Caminar dos pasos por detrás de una mujer no parece un mal plan de vida para un hombre enamorado. Felipe de Edimburgo, en cambio, tuvo que aprender a hacerlo como acto de servicio a la corona británica, entendiendo poco a poco las palabras y el mandato que le transmitió el rey Jorge VI antes de morir en 1952. Lo único importante es ella. Ni tus ambiciones ni proyectos cuentan nada si no están enfocados hacia ella. Retratado con frecuencia como un hombre mujeriego, machista, autoritario, de ideas políticas conservadoras, sonados golpes de mal genio, brillantes ocurrencias y muy dado a meter la pata en público, su irrupción como consorte de la reina de Inglaterra en plena posguerra supuso también en la Gran Bretaña de la época un cambio simbólico significativo, al ofrecer en la jefatura del Estado la imagen de un hombre supeditado a una mujer.
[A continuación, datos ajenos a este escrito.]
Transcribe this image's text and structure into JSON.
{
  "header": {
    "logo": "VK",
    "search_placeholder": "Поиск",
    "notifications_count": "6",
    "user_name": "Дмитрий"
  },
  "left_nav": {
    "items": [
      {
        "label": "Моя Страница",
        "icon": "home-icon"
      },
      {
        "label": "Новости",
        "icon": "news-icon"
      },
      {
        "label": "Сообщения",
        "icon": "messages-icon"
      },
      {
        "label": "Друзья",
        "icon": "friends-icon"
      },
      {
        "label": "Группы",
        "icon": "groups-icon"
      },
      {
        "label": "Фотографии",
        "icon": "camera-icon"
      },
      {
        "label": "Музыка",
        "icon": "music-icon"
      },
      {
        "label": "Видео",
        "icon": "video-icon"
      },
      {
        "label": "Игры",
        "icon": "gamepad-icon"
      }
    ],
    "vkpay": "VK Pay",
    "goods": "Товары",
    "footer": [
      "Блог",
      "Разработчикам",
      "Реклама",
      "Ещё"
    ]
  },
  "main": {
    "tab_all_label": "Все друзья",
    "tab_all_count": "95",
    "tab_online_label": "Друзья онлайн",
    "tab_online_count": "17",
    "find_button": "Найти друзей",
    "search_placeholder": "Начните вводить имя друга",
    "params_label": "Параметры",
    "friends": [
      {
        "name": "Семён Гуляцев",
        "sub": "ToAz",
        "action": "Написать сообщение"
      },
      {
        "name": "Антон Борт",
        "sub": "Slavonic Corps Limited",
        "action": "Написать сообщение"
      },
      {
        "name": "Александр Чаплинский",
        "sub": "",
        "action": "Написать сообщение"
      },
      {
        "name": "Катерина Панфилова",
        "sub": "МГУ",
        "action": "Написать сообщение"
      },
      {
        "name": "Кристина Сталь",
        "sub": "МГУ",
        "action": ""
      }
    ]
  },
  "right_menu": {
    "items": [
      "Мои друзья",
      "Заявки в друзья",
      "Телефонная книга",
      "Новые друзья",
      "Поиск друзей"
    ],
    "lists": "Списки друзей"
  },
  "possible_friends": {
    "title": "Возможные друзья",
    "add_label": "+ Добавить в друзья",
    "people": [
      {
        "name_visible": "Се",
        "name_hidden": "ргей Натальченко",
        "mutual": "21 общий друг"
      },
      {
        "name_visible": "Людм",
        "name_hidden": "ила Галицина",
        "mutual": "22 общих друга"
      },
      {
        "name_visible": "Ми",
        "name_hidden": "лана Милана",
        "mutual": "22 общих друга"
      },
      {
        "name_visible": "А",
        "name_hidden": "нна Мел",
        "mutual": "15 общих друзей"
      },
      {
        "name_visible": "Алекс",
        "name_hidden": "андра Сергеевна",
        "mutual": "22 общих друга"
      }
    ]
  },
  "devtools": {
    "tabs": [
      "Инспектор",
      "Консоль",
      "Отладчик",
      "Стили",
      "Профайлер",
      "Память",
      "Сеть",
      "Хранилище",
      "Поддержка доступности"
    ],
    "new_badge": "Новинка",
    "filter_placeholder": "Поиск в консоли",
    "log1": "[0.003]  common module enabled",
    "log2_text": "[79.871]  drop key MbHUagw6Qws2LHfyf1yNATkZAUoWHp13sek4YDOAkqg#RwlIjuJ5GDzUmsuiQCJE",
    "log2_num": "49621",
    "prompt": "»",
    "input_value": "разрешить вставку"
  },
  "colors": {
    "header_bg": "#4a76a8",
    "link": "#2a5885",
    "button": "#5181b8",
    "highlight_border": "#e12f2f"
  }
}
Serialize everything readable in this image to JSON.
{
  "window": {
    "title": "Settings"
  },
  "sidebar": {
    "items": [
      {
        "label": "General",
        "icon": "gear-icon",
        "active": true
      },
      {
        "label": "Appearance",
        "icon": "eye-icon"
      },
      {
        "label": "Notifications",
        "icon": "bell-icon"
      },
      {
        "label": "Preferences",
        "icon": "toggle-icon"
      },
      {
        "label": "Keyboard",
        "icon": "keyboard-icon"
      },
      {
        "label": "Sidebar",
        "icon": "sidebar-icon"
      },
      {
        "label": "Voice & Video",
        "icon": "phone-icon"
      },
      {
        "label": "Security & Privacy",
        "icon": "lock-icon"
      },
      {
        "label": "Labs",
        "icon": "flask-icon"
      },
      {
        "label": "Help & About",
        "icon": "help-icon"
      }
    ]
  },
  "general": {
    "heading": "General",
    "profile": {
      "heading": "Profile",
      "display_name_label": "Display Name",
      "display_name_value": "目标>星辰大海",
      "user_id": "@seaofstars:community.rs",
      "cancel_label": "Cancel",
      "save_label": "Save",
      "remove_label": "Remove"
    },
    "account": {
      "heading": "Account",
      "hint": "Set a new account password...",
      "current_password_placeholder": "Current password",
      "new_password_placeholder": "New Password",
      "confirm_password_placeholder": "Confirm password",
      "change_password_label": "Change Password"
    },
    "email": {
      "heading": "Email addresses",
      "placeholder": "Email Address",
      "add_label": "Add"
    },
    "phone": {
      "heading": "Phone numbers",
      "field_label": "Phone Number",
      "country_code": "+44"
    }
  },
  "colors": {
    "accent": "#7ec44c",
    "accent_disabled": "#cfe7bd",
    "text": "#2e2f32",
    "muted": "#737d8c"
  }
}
Y no al revés. Y hacerlo en una sociedad que ahora calificaríamos como patriarcal, lo que, antes del Gobierno de Margaret Thatcher, le valió infinidad de burlas públicas por ese papel secundario, a menudo invisible, tan alejado de la posición de dominio tradicionalmente atribuida a la figura masculina y a la del cabeza de familia. Una posición que el protocolo real se encargó también de subrayar repetidamente hasta la exageración en las imágenes públicas, cuando ya había renunciado a su apellido, credo religioso, títulos extranjeros y a su carrera en la Armada. Y también para realzar a Isabel II, coronada 115 años después de la muerte de la reina Victoria. Entre las casas reales europeas se le considera un modelo de consorte real, como también se consideró en su momento a la reina Sofía, cuyo padre, Pablo de Grecia, era primo del padre del duque de Edimburgo.